Here is why I am always reluctant to make political predictions – you never know when the unexpected element will kick in.
He wants to pick, not be, el alcalde de Chicago |
Because in all honesty, I find the fact that Rep. Luis Gutierrez, D-Ill., will not be a candidate for mayor of Chicago in next year’s municipal elections to be an even bigger surprise than the fact that Richard M. Daley is not seeking re-election.
I FULLY EXPECTED Gutierrez to be among the half-dozen or so candidates who will draw serious attention once the ballot settles down. Not that I’m saying I thought he was going to win. Only that his ego would be so intense that he would be crowing about his significance and why it makes him fit to be Chicago mayor.
Gutierrez, a one-time alderman back in the 1980s who has been a member of Congress for the past 18 years, told people at a gathering at the University of Illinois at Chicago that he wants to be involved with the fight in the federal government for the significant reform that our nation’s immigration laws desperately need.

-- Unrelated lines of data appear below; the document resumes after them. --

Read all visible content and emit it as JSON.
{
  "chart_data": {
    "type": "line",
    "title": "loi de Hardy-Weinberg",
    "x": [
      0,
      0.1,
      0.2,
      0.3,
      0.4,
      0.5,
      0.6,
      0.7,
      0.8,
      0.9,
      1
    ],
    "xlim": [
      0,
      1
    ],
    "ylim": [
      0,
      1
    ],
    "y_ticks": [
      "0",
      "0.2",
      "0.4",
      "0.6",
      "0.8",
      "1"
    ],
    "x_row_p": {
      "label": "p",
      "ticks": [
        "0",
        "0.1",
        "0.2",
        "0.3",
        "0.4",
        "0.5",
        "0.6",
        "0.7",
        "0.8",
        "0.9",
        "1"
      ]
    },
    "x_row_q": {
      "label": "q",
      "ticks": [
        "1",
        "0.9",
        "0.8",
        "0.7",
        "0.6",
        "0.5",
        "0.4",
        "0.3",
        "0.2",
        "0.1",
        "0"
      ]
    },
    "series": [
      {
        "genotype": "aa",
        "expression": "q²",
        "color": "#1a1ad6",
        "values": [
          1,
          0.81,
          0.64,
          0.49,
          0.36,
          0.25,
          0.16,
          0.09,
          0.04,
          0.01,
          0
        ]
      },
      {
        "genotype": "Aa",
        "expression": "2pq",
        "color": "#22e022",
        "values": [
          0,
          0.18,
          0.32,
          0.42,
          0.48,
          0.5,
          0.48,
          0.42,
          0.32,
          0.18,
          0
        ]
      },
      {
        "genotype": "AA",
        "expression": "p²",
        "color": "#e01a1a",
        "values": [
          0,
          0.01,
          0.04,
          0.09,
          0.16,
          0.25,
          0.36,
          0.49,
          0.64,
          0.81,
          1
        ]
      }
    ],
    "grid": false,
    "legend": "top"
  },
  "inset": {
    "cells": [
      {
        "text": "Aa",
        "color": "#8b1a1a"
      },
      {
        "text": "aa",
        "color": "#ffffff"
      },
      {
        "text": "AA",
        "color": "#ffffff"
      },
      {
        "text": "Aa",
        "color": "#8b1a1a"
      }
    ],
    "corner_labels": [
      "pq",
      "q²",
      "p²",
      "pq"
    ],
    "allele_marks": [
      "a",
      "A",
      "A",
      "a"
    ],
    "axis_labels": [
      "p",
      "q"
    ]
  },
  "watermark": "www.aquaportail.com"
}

Gutierrez has been one of the few political people willing to talk up the issue during the past year. My guess is that he believes if he leaves Washington, none of the remaining politicos will have the courage to stand up to the nativist element of our society that thinks they can intimidate us into inaction with their continuous shouts of, “illegal alien!!!!!!!”
As Gutierrez put it, his interest in that issue (which doesn’t directly affect him because he is of Puerto Rican background – making him a U.S. citizen by birth) is so intense that he would only be able to do a “half-hearted” job on all the other tasks and issues that a mayor is confronted with.
“I DON’T WANT two different things tugging at my heart,” Gutierrez said on Thursday. Perhaps he paid attention to the portion of a poll he commissioned last week that, while finding him in the running for mayor and the favorite of Latino voters, also found that 45 percent of Latinos thought they’d be better off if Gutierrez stayed in Congress, compared to 28 percent who think it would be better if we had Alcalde Gutierrez working as the “Man on Five.”
I will give Gutierrez one bit of praise. There are plenty of political people who would have let their ambition get the best of them. They would have gone for mayor, even though they realized they would only do a “half-hearted” job.
Heck. Until now, I thought Gutierrez was one of them.
Reading reports of Gutierrez’ announcement, I noticed his comments about how he hasn’t endorsed anybody, but he plans to be active in the mayoral campaign season (which for many locals is the REAL election cycle, after the boring one for Illinois government posts staggers to a finish on Nov. 2).
THAT IS AN understatement.
Because I fully expect El Gallito to crow loudly and repeatedly during the mayoral election. I also expect him to portray himself as the powerbroker who can deliver the city’s Latino voter bloc to whichever candidate he chooses to endorse.
For Gutierrez, in between trying to kick some congressional nalgas into action on immigration reform, will be searching for the candidate who can defeat Rahm Emanuel.
I believe that Gutierrez is like everybody else in thinking that no one will win a clear majority in the Feb. 22 non-partisan election, resulting in an April 5 run-off between the former White House chief of staff and somebody else.
I’M SURE THAT Gutierrez wants to put himself in a position where he can spew rhetoric that claims he is responsible for helping that other person get into a position where he (or she, you never know) can beat up on Emanuel.
Because I am convinced that the absolute last thing Gutierrez wants is the same absolute last thing that many other Chicagoans want – the one-time “Rahm-bo” holding THE pre-eminent political position at City Hall.
Gutierrez is among those who agree with Latino activists who believe that the reason the Obama Administration has been so unwilling to offer up anything more than lip service to immigration reform is because Emanuel didn’t want the political fight that would have to be engaged in for that issue.
Emanuel might very well be right that immigration reform is a political battle that will be intense (because for Congress to do the decent thing, certain people are just going to have to get over their ethnic hang-ups) and would have aroused so much anger that it would have harmed the chances of anything else getting accomplished.
THEN AGAIN, LATINO activists would argue that even by not touching the issue, the situation is still one where the partisan opposition to Obama is so intense that there is little chance of anything significant getting accomplished.
Nonetheless, we can count on Gutierrez to be one of the “interests” that tries to block Emanuel’s path to City Hall, no matter how many statements Emanuel puts out that claims he and Luis are, “friends who worked together on important issues.”
Which may well make this the first time that Gutierrez has united Chicagoans of varied ethnic backgrounds on a single issue.